When identifying an antique lamp, consumers may need to determine the history, age and period of the lamp to assess its historical relevance. This can be done by examining the lighting fixture for casting or foundry marks, which are believed to have been used by the installer to identify the parts and avoid duplication. Casting marks are often numbers and symbols and help distinguish originals from reproductions.
Examine the base of the lamp. Tiffany Studios, a renowned maker of lamps during the early 1900s, always made lamps with a bronze base. An antique bronze base would reveal a golden brass color if scraped using a fingernail or a metal screwdriver. If it shows a reddish gleam, it is most likely copper. Most manufacturers also place nameplates, stamps or a sticker at the bottom of the lamp.

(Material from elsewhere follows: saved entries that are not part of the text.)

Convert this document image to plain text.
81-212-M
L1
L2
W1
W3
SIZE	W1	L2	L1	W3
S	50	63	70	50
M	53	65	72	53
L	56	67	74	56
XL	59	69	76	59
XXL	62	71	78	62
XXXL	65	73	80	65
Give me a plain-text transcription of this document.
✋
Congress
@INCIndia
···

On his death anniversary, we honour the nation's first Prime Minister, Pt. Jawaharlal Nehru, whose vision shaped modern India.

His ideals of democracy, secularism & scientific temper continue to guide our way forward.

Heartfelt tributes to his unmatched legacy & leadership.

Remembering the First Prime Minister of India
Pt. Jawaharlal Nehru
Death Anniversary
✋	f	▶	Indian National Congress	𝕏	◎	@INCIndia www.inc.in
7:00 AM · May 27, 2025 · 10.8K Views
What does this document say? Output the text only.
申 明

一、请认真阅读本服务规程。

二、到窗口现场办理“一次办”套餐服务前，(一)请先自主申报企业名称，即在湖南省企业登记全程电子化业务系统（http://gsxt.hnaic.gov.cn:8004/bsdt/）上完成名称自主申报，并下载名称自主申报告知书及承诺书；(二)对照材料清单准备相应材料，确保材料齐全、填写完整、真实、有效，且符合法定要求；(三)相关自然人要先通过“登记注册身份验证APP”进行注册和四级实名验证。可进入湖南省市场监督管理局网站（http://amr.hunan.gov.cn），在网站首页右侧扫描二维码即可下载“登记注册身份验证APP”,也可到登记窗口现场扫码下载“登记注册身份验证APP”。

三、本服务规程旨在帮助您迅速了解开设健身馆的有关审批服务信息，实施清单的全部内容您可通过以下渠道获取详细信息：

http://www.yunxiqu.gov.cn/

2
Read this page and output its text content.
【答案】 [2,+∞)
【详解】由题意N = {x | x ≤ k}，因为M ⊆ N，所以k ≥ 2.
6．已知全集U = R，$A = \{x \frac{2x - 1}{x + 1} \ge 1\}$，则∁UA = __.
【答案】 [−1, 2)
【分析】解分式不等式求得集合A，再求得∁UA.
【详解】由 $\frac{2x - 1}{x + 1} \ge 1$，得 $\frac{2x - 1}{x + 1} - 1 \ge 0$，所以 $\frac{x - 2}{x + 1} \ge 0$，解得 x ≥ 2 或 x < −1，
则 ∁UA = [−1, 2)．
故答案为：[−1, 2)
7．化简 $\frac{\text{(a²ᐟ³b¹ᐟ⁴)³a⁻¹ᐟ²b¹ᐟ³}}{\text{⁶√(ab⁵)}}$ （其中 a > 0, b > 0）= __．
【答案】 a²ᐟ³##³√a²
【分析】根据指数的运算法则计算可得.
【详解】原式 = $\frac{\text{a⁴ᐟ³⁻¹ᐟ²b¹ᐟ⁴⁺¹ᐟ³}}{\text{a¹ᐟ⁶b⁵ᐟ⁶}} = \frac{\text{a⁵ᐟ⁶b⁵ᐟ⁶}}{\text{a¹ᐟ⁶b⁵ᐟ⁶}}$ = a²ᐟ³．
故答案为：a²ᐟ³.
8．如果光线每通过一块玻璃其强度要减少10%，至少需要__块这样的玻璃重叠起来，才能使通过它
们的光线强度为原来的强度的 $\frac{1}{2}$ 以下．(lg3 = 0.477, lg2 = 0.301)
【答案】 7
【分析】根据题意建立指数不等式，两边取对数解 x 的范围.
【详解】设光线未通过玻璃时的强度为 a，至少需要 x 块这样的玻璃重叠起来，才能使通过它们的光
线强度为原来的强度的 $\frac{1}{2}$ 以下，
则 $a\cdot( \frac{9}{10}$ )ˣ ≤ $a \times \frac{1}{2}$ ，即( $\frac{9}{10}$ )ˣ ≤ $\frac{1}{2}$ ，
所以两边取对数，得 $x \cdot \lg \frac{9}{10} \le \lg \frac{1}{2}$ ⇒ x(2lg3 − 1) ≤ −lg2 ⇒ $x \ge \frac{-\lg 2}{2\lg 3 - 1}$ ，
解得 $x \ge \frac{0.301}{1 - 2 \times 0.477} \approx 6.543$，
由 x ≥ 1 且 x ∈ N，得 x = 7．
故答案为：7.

The condition of the cord and plug also reveals if the lamp was manufactured during the first half of the 1900s. Check if the cord is covered in cloth or cotton and if the plug is open at the end with the screws showing. This should indicate that the wires and the plug are old. If the wiring looks new, the previous owner could have replaced it.
Check the head and the glass of the lamp. Knock it lightly; age and the drying of the wax used to hold the glass together should falter a bit and the shade should rattle a little. It is important to check both the base and shade of the lamp and not to assume that they came as a pair.